Background: Survivin and octamer-binding transcription factor 4 (OCT4) are reportedly up-regulated in esophageal cancer (EC) and have been correlated with high tumor proliferative activity and poor prognosis. Oncolytic viruses encoding specific transgenes have been considered as therapeutic methods to increase therapeutic efficacy in a variety of solid tumors.

Methods: In this study, an oncolytic adenovirus carrying short hairpin RNA (shRNA) of survivin (shSRVN) and OCT4 (shOCT4) was constructed to achieve dual knockdown of survivin and OCT4 and to explore the potential effect of the oncolytic adenovirus in EC.
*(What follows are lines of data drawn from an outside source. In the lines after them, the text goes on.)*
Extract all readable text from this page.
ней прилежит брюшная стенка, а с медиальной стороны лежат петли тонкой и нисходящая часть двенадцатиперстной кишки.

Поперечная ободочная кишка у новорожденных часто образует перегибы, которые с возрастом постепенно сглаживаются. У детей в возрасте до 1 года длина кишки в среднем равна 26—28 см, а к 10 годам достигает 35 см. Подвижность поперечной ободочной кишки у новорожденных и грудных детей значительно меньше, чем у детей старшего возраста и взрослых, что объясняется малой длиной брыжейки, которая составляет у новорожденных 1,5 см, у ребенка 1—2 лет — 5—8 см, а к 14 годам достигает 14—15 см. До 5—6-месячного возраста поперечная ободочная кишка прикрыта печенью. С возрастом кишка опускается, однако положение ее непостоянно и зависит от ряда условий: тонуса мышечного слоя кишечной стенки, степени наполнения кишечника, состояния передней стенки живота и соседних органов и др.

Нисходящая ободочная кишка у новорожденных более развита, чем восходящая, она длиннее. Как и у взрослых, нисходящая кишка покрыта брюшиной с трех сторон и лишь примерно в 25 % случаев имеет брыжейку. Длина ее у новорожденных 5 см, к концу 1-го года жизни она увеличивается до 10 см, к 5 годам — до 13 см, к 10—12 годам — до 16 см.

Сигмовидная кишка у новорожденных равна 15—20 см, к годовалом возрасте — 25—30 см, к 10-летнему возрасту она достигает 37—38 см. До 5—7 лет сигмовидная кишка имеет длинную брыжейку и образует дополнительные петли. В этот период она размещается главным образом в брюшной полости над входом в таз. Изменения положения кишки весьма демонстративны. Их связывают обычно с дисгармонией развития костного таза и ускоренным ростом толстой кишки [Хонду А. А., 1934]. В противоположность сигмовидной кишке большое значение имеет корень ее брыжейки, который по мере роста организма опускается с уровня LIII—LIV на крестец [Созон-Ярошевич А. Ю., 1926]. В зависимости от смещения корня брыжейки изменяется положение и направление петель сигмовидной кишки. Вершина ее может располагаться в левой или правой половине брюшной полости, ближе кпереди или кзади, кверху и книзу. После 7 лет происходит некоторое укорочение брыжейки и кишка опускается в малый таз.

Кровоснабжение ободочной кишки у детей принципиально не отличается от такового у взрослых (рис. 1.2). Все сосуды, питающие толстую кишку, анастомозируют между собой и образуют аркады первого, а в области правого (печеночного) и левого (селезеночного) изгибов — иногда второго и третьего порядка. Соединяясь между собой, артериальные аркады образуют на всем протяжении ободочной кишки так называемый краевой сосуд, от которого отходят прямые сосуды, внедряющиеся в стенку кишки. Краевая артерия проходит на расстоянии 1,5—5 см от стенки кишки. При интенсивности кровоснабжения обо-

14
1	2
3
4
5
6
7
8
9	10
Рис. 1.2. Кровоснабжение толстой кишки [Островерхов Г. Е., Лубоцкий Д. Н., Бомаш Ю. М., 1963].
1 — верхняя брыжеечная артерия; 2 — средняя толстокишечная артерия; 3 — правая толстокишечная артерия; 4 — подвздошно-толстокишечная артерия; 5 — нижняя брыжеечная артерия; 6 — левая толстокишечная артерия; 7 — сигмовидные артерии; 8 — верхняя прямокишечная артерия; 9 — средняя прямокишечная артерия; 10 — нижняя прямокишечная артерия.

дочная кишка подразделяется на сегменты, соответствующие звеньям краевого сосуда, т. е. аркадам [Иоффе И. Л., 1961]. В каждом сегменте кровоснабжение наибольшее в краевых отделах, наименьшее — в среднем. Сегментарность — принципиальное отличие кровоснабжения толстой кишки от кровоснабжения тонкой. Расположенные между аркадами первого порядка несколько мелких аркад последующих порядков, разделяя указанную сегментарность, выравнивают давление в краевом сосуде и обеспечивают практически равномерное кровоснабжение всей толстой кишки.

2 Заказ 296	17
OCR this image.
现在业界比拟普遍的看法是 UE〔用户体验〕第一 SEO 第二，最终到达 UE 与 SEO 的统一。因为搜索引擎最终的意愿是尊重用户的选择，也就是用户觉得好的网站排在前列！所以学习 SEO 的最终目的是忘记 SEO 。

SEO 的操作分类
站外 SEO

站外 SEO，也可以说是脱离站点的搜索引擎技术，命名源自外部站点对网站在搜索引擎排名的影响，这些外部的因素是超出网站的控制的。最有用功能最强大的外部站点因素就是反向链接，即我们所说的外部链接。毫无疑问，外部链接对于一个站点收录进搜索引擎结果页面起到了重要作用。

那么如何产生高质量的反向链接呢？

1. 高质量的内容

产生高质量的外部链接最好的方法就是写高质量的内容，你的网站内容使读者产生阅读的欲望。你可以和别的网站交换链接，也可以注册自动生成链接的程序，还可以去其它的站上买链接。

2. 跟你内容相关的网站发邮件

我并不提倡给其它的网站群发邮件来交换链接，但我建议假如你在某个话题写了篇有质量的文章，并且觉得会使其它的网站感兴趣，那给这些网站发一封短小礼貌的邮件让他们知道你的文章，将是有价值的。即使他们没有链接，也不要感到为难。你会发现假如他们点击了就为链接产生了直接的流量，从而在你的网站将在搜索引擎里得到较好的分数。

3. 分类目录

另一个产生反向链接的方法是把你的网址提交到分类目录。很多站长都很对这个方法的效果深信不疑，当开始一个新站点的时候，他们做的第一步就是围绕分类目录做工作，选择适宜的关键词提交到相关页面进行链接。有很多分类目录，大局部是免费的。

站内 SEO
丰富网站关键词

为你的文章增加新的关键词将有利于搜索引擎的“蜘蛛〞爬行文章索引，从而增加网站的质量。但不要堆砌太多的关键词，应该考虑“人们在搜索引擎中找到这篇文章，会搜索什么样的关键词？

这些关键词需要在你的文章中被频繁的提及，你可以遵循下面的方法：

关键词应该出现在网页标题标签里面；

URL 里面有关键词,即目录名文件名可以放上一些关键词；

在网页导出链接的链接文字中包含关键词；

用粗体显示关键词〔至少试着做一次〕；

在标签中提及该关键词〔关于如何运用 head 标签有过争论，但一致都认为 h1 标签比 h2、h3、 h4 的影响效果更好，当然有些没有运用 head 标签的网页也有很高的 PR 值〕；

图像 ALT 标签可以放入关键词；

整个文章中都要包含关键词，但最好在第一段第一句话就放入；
Results: The oncolytic adenovirus replicated abundantly in human EC cells, with the replication multiplying by up to 192,085 and 620,055 times in esophageal carcinoma (Eca)-109 cells transfected with purified and completed recombinant adenoviruses called AdSProE1a-dual shRNA (shSRVN + shOCT4) and TE1 cells transfected with AdSProE1a-survivin shRNA (shSRVN) 96 hours after infection, respectively. The shRNAs targeting survivin and OCT4 significantly downregulated the expression levels of survivin and OCT4 in cells, thereby inhibiting the proliferative activity of cancer cells. Furthermore, E-cadherin and vimentin, which are both considered epithelial mesenchymal transition (EMT) markers, were found to be upregulated and downregulated, respectively, in cancer cells after exposure to the viral infection. The interference of survivin and OCT4 also contributed to cell cycle arrest and apoptosis, the half maximal inhibitory concentrations (IC50s) of oncolytic adenovirus loaded with AdSProE1a-shSRVN + shOCT4 in the Eca109 cells and the TE1 cells were 0.7271 and 0.1032 pfu/mL, respectively. Xenograft experiments in vivo showed that oncolytic adenovirus-mediated dual knockdown of survivin and OCT4 effectively inhibited the growth of xenografts and induced cancer cell apoptosis. We concluded that therapies targeting survivin and OCT4 have great potential for improving the therapeutic efficacy in EC.

Conclusions: The dual target design strategy ensured the efficacy and safety of the treatment system and provided a novel and effective adjuvant target therapy for EC.

Keywords: Esophageal cancer (EC); octamer-binding transcription factor 4 (OCT4); oncolytic virus; survivin; xenograft.